The Trump White House has urged the U.S. Senate to quickly pass a number of repeal measures against last-minute Obama administration regulations, including a rule targeting oil and natural gas development on federal lands.

Time is running out to strike down the Obama administration’s midnight regulations using the Congressional Review Act (CRA), White House legislative affairs director Marc Short told reporters yesterday. Roughly a dozen CRA repeal measures have passed Congress and then signed into law, Short said. “[W]orking with House and Senate leadership, there are several more that we hope to sign before this window closes on April 28th,” Short said according to a transcript of the briefing.

The “venting and flaring” rule, finalized by the U.S. Bureau of Land Management late last year, targets oil and natural gas development on federal land. The Obama administration and environmental groups argued the new restrictions are needed to control methane emissions, but the last-minute regulation has angered officials across the West. They argue the rule unlawfully adds another layer of federal regulation to existing rules that are already working, and could prevent new oil and natural gas wells from being drilled and force others to close prematurely, limiting energy production and tax revenues.

The CRA gives Congress and the White House a limited period of time to repeal regulations imposed during the final months of former President Barack Obama’s term in office, Short said. According to the U.S. Senate’s Republican Policy Committee, the House has passed 15 CRA disapproval motions. Thirteen of those have also cleared the Senate, with two waiting to receive a vote in the upper chamber, including the measure to repeal the venting and flaring rule.

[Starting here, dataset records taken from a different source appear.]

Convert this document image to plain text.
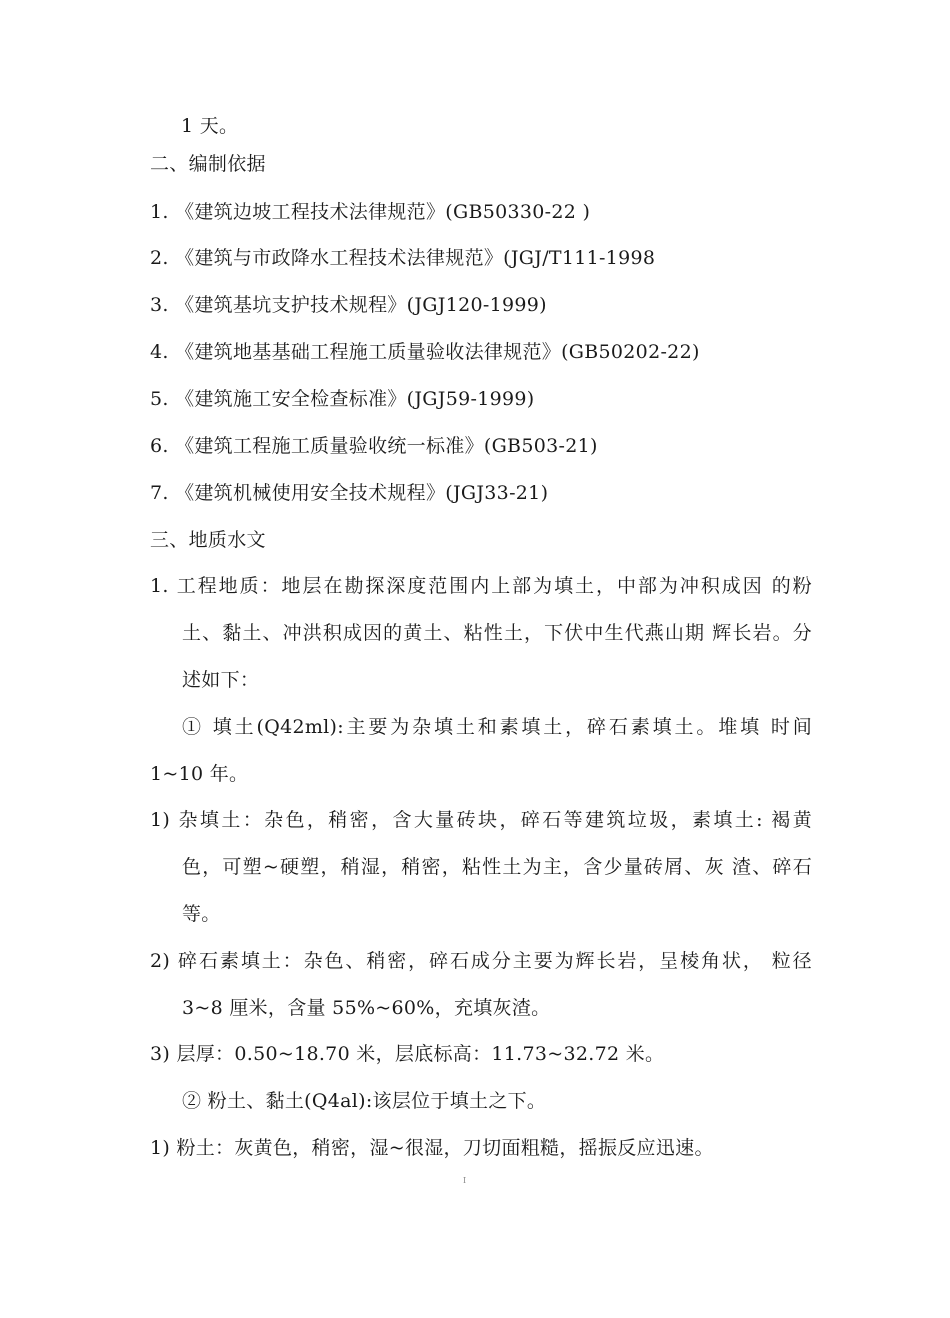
1 天。
二、编制依据
1. 《建筑边坡工程技术法律规范》(GB50330-22 )
2. 《建筑与市政降水工程技术法律规范》(JGJ/T111-1998
3. 《建筑基坑支护技术规程》(JGJ120-1999)
4. 《建筑地基基础工程施工质量验收法律规范》(GB50202-22)
5. 《建筑施工安全检查标准》(JGJ59-1999)
6. 《建筑工程施工质量验收统一标准》(GB503-21)
7. 《建筑机械使用安全技术规程》(JGJ33-21)
三、地质水文
1. 工程地质：地层在勘探深度范围内上部为填土，中部为冲积成因 的粉
土、黏土、冲洪积成因的黄土、粘性土，下伏中生代燕山期 辉长岩。分
述如下：
① 填土(Q42ml):主要为杂填土和素填土，碎石素填土。堆填 时间
1~10 年。
1) 杂填土：杂色，稍密，含大量砖块，碎石等建筑垃圾，素填土: 褐黄
色，可塑~硬塑，稍湿，稍密，粘性土为主，含少量砖屑、灰 渣、碎石
等。
2) 碎石素填土：杂色、稍密，碎石成分主要为辉长岩，呈棱角状， 粒径
3~8 厘米，含量 55%~60%，充填灰渣。
3) 层厚：0.50~18.70 米，层底标高：11.73~32.72 米。
② 粉土、黏土(Q4al):该层位于填土之下。
1) 粉土：灰黄色，稍密，湿~很湿，刀切面粗糙，摇振反应迅速。
I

“They’re waiting for action in the Senate that we hope to receive to sign into law before the end of April,” Short said.

A broad coalition of state, tribal, local and business officials from western states support the repeal of the venting and flaring rule, including New Mexico Gov. Susana Martinez (R)Utah Gov. Gary Herbert (R)North Dakota Gov. Doug Burgum (R), the Greater North Dakota ChamberGrand Junction Chamber of CommerceSouthern Ute Indian TribeColorado Association of Commerce and IndustryColorado Business Roundtable and Club 20, a coalition of local governments, tribes, businesses and citizens from Colorado’s Western Slope.

In a separate but related effort, the attorneys general of four states – Montana Wyoming, North Dakota and Texas – are trying to overturn the rule in court. But in response, environmental activist groups have mounted an aggressive defense of the venting and flaring rule. Through groups like the Western Leaders Network and the Western Values Project, activists who oppose drilling have argued the venting and flaring rule will lead to more energy production and tax revenue because more methane – the primary constituent of natural gas – will be captured.

But critics of the rule say just the opposite will occur: The extra red tape will block many wells from being drilled and force others to prematurely shut down due to higher costs, resulting in lower oil and gas production and less royalty revenue.

Officials seeking the repeal of the venting and flaring rule argue that the BLM can curb methane emissions more effectively by approving more pipelines to transport natural gas away from well sites to the markets where it can be sold. But new pipeline projects have been opposed by the Sierra Club, the Center for Biological Diversity and other “keep it in the ground” activist groups – the same groups that have called the venting and flaring rule “a positive step” towards ending fossil-fuel production on public lands completely.

Proponents of repealing venting and flaring rule also say the Obama administration ignored existing state and federal regulations and industry practices that are already doing the job, cutting methane emissions 21 percent below 1990 levels despite large increases in oil and natural gas production.

“The rule imposes higher costs and more red tape on energy companies who want to develop oil and gas on federal lands,” Jeff Wasden, president of the Colorado Business Roundtable, told Western Wire in February. “But the rule carries no environmental benefit,” he said.

“It will make it harder to drill new wells on federal land and the rule will shut down some existing wells too,” Wasden said. “That means less energy, less economic growth, and less tax revenue for communities across the West. It also means fewer jobs in one of the region’s most important economic sectors – energy.”